Can Any Company Beat the Zoom Virtual Classroom?

2020 made schools and universities scramble to find a solution for remote learning. The Zoom virtual classroom became the most popular choice for most educational institutions. Is it the best option for your school? What about businesses that need a virtual classroom for training sessions? Let’s consider the best virtual classroom software.

Is Zoom Virtual Classroom the Best for Education?

Zoom has several features that make it great for remote learning. Nevertheless, there are other services that can compete with Zoom and hold their own. The important thing is that you look for the features you need for a successful virtual classroom experience.

There are four crucial components to any virtual classroom. First, you need to be able to manage your participants.

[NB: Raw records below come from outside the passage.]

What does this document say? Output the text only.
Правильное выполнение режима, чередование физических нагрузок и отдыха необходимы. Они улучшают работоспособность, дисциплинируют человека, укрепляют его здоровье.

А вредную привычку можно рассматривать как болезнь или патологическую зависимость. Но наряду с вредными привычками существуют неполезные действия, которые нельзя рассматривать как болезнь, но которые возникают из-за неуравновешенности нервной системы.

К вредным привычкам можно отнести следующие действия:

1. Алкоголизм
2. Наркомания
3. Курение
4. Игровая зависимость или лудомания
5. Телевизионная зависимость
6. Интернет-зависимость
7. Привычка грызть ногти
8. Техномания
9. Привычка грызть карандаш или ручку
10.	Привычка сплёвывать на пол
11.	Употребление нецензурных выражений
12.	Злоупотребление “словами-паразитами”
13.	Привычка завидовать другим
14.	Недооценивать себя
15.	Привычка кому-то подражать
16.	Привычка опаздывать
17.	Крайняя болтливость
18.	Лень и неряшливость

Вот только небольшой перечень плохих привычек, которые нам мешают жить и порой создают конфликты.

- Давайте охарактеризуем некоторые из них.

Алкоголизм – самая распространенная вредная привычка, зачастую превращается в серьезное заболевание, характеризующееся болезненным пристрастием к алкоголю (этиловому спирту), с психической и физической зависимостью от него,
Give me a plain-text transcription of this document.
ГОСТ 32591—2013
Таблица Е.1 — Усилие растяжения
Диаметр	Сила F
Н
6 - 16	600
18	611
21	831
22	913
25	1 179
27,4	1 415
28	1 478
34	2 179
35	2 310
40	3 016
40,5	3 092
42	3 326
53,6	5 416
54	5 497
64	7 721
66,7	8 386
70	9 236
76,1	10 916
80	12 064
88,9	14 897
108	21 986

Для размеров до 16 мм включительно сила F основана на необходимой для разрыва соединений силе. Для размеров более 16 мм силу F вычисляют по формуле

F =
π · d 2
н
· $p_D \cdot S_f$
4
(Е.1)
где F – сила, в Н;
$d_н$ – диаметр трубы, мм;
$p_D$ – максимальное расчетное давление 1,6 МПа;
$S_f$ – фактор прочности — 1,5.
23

Then you’ll need to have plenty of engaging options for them to use, including participation tools. Screen sharing is a must for both teachers and students to share their work. Whiteboards and annotations allow that old classroom vibe to spread through your virtual space.

Managing Participants

Every teacher can tell you that students sometimes become disruptive. You need to be able to quickly mute students or even remove them from the room if they become problematic. Zoom makes this simple since you can put a student back in the waiting room or into a separate breakout room if they are causing trouble.

Other virtual classrooms like Teams have similar features. Some platforms like Meet lack the extra virtual spaces that you can use to separate troublemakers. Test drive your platform before you switch your whole school over.

Participation Tools

Virtual classrooms would be boring without the ability to participate. Participation is key for learning, so you need a robust set of features to allow students to participate. Zoom has added many reactions to its software, letting students express responses and even give their instructor useful feedback, like telling them to slow down.

Being able to raise your virtual hand is also useful for orderly participation. If the platform you’re looking into doesn’t have these features, you’d better skip it.

Screen Sharing

This is an absolute must, and here we have to admit that nobody does screen sharing better than Zoom, with one notable exception. Zoom’s Achilles heel is its video sharing. If you optimize for video sharing, your video quality drops significantly, but the framerate can keep up with the video. The only platform that does it better is Google, as they can stream YouTube videos directly to your viewers.

Besides that one case, Zoom is king. You can choose to share your whole screen or just a portion. You can even share another camera or nothing but your PC audio.

Whiteboards and Annotation

This is a useful feature, but one that you can work around with other programs. A good virtual whiteboard will let participants write on it when given permission. Zoom does this, but its controls can be a bit clunky. Many teachers prefer to simply share a Google doc or use Microsoft OneNote for whiteboard functionality.

Overall, Zoom is a great virtual classroom tool, and we would recommend it over any other alternative we’ve come across so far.